Review of Copacabana

Copacabana (2010)
9/10
How the other half lives : seeing the world through the eyes of a free spirit
12 December 2010
Warning: Spoilers
I'd seen a preview of Copocabana and was aware that Huppert and her on screen daughter were mother and daughter in real life... although this is very hard to pick.

Babou (Huppert) is a free spirit, probably once a hippie, arty, restless, a real free spirit. The complete opposite of your middle class reviewer and indeed her on screen daughter and most of the other characters in the film

I wouldn't call Copocabana so much a comedy as a very interesting study of those us married to jobs, relationships and being settled. Versus people like Babou who blow like the wind from place to place.

When her daughter announces she's going to get married and to save her mother the cost of paying for part of the wedding (and to save the daughter the embarrassment of her mother being there), her daughter tells her in laws her mother is in Brazil and won't be back to attend the wedding.

Hearing this Babou is hurt. One of her men friends (plutonic as it turns out) tells her about a job selling timeshares in Ostende, Belgium. So to prove to her daughter she can hold down a job & be responsible, Babou applies for and gets this job.

Arriving at Ostende we find a seafront high rise building in winter, in the off season with Babou and 3 or 4 others recruited to solicit potential buyers on the streets. Being winter and being winter in Belgium it's all a bit bleak and depressing. Aren't most movies set in Belgium slightly bleak? Betty Blue, Rosetta come to mind.

Slowly though we see Babou make one or two friends. A party of people dining out invite Babou to join her at their table and here she meets Bart played by Jurgen Delnaet who has similar red hair to Huppert but must be 10 or 15 years younger. I really liked Bart whose quite keen on Babou. But once again we see the contrast how she lives from day to day, whereas he works on the wharves unloading boats and has more sense of work and routine.

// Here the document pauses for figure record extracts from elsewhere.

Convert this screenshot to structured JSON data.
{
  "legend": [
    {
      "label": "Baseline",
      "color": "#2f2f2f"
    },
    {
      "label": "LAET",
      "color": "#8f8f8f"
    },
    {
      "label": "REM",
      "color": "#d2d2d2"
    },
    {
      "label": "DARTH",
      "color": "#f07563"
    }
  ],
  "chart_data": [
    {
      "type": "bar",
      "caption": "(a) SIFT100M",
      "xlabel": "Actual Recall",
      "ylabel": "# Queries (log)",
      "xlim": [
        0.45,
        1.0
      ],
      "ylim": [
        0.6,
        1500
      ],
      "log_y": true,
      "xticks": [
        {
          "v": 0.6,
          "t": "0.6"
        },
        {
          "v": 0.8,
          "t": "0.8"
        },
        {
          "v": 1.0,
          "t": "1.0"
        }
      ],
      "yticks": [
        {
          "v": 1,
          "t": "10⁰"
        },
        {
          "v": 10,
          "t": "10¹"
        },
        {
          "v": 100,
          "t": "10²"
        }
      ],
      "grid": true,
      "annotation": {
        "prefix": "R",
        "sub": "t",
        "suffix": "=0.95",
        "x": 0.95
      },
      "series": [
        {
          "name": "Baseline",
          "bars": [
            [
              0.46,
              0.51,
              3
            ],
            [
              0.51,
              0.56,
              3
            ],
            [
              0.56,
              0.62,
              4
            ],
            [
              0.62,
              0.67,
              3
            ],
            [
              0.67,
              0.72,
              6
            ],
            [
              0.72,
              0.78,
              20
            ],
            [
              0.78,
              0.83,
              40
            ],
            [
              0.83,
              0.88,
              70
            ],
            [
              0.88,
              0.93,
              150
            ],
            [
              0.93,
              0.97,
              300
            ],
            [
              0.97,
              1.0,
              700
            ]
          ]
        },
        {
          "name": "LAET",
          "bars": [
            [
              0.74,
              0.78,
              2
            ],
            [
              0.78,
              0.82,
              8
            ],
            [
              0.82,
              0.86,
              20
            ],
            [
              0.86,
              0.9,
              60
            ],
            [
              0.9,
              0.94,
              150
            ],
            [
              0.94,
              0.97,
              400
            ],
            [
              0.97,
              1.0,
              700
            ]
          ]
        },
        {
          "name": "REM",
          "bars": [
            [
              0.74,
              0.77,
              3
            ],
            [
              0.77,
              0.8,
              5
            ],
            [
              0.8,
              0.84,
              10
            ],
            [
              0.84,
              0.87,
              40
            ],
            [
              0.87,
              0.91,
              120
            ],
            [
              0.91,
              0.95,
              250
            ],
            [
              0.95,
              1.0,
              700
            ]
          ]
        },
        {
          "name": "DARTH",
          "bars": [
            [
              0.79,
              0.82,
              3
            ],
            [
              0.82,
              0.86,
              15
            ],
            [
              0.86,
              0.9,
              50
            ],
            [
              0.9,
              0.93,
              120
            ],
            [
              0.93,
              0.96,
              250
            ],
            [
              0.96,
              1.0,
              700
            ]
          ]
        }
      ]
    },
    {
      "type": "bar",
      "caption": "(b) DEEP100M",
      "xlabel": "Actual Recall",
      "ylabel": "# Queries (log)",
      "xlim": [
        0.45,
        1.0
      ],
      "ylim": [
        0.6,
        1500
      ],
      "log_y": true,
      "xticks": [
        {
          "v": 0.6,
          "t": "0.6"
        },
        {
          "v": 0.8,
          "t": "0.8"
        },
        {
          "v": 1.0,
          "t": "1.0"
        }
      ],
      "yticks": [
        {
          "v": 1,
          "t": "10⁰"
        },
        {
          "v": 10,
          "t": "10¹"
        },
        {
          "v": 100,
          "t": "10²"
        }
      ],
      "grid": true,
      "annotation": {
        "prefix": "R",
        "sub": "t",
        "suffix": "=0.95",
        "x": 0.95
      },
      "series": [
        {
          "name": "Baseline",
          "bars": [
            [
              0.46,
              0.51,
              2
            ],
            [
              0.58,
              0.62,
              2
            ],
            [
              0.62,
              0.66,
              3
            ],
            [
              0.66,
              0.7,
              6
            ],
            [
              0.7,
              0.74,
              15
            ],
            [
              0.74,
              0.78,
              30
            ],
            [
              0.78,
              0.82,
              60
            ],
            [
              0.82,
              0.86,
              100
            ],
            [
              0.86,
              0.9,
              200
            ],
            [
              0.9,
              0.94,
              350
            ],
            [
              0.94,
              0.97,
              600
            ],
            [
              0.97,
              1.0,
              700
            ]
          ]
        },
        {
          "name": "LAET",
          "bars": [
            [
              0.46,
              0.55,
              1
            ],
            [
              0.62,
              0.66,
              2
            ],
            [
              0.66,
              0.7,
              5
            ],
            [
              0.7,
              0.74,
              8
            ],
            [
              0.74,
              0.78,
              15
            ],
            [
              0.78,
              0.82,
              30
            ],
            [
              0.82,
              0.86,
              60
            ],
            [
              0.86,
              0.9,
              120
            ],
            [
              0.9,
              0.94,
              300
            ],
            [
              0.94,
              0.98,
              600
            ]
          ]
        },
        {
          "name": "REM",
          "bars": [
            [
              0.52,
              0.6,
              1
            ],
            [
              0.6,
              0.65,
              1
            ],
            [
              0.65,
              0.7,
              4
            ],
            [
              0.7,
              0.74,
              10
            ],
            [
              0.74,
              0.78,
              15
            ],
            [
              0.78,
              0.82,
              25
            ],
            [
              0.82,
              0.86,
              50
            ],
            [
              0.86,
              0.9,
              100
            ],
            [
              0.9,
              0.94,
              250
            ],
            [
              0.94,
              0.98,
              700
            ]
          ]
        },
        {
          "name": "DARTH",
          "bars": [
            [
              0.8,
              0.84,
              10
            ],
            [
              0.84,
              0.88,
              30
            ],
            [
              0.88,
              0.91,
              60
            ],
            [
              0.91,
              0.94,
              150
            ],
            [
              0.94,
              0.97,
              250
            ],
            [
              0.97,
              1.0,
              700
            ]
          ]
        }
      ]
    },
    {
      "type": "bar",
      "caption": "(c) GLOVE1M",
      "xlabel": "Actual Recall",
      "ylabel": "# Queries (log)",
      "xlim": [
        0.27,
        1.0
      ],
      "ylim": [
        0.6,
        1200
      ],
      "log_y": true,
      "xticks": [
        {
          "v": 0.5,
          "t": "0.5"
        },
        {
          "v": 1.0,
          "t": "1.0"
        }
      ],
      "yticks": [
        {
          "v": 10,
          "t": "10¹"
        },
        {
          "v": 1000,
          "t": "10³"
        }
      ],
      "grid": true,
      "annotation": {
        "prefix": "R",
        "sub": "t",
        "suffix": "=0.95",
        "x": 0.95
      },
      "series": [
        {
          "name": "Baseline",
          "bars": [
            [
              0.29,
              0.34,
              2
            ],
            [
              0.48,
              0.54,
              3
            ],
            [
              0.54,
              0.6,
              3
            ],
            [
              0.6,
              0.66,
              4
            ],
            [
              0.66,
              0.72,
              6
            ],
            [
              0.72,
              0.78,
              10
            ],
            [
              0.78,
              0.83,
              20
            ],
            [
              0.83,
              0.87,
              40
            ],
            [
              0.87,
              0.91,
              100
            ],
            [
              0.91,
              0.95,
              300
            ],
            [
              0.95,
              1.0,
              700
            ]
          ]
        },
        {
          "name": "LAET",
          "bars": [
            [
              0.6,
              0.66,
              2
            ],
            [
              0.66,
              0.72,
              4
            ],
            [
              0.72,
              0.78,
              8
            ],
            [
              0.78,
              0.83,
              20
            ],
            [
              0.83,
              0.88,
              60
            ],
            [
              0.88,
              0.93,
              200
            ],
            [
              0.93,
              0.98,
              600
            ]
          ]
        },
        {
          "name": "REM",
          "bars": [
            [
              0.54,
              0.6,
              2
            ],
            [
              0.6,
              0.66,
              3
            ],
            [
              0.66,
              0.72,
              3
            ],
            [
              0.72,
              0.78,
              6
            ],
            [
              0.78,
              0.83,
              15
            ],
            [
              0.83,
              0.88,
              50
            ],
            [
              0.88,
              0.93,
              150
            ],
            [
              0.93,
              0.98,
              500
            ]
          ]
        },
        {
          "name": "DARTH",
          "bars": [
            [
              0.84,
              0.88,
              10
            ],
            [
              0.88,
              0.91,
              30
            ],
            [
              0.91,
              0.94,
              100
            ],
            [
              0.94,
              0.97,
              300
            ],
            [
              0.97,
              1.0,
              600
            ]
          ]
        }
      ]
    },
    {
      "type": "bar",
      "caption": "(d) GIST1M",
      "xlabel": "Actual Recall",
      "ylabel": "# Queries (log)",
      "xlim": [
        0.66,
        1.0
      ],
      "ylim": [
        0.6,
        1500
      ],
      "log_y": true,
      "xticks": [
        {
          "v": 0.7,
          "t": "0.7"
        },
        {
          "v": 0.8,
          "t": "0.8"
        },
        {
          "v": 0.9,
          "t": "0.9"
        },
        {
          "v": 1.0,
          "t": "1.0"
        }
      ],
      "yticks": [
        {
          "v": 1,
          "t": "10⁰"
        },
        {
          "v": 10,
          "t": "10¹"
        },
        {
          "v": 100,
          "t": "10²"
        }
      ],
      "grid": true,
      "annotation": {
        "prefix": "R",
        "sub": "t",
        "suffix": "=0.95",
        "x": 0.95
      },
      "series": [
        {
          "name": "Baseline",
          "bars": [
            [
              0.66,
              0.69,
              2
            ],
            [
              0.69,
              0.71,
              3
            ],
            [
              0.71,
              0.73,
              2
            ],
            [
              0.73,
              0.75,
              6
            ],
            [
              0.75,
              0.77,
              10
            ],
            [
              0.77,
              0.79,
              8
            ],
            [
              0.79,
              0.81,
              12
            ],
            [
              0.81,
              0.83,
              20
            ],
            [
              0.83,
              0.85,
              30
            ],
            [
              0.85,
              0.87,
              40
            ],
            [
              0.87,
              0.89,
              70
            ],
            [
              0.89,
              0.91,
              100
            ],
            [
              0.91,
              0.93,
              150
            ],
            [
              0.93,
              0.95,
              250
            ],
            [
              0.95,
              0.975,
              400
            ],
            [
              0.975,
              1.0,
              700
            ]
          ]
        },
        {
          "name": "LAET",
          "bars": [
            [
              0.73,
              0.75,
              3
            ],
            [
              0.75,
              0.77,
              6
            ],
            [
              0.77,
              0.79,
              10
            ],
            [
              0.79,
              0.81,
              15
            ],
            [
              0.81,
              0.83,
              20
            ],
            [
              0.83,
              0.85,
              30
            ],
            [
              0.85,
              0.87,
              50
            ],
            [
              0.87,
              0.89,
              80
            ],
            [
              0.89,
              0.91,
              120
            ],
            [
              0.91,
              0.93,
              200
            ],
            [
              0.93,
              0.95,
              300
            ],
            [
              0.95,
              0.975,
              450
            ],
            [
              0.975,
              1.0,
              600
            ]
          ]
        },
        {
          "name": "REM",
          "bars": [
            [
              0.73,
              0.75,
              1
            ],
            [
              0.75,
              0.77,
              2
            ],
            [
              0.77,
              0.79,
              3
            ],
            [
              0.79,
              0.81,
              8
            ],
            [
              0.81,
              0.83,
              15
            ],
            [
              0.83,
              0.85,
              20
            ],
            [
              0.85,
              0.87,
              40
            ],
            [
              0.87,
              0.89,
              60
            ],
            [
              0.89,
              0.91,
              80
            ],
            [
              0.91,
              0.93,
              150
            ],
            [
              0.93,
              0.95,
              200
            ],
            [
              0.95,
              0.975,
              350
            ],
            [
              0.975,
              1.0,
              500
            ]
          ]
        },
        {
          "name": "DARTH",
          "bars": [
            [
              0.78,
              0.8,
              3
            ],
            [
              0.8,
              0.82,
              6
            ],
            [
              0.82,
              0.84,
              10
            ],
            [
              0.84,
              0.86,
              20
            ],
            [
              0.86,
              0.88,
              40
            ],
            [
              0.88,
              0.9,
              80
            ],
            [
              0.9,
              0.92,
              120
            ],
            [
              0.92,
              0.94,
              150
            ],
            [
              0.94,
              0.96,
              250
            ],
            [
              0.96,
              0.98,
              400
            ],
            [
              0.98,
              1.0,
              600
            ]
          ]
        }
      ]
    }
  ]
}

This is a film worth seeing and persevering with. Babou is a kind soul, we see her become a success and then... I won't spoil the ending.

Is it that work, long hours, relationships, living in the one house for many years makes us dull? What are the pluses and minuses compared to being a free spirit like Babou? You'll have to make your own mind up.

One things for sure I left the cinema thinking maybe there is more to life than work and maybe many of us need to be more spontaneous. Or at least have a bucket list of things to do, maybe draw these out of a hat. I've only personally known a few free spirits, restless souls like Babou. One girl who father was in the army and probably moved 25 times in 20 years. Another family of 5 where the father was a captain in the army and moved all the time. And another long lost friend, poet Adrian Rawlins who was an Australian equivalent of Babou, god rest his soul.

A thought provoking and in the end inspirational movie.